0

I have ~40K data frames in a list. Each data frame has 7 variables, 3 factors and 4 numeric. For reference, here is the first data frame:

 $ a:'data.frame':  4 obs. of  7 variables:
  ..$ x1      : Factor w/ 1 level "a": 1 1 1 1
  ..$ x2        : Factor w/ 4 levels "12345678901234",..: 1 2 3 4
  ..$ x3    : Factor w/ 4 levels "SAMPLE",..: 1 2 3 4
  ..$ x4       : int [1:4] 1 2 3 4
  ..$ x5      : num [1:4] 10 20 30 40
  ..$ x6: int [1:4] 50 60 70 80
  ..$ x7   : num [1:4] 0.5 0.7 0.35 1

I'm trying to merge these into a single ginormous data frame, using:

Reduce(function(...) merge(..., all=T), df_list)

As recommended here: Simultaneously merge multiple data.frames in a list.

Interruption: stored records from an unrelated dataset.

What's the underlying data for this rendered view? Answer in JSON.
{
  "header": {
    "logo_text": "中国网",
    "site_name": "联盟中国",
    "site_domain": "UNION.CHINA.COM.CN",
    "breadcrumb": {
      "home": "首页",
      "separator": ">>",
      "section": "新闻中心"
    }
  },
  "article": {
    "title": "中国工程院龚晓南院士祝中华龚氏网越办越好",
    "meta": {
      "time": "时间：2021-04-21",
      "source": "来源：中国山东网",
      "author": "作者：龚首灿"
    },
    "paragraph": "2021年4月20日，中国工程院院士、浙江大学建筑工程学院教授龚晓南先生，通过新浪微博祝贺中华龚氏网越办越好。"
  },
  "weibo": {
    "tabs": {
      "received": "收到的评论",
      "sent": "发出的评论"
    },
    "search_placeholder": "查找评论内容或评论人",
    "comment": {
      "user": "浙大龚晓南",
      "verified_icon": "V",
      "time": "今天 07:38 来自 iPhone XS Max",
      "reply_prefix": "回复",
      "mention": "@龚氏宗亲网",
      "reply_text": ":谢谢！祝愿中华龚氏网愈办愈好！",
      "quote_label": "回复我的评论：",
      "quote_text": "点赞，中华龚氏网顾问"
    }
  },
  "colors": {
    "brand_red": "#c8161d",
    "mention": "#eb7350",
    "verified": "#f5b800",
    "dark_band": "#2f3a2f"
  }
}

If I take the first 1000 items, i.e.

Reduce(function(...) merge(..., all=T), df_list[1:1000])

This produces the desired result (merges the individual data frames into a single one) and completes in 37 seconds.

However, running Reduce() on the entire 40K list of data frames takes an inordinate amount of time.. I've let it run >5 hrs and it doesn't appear to complete.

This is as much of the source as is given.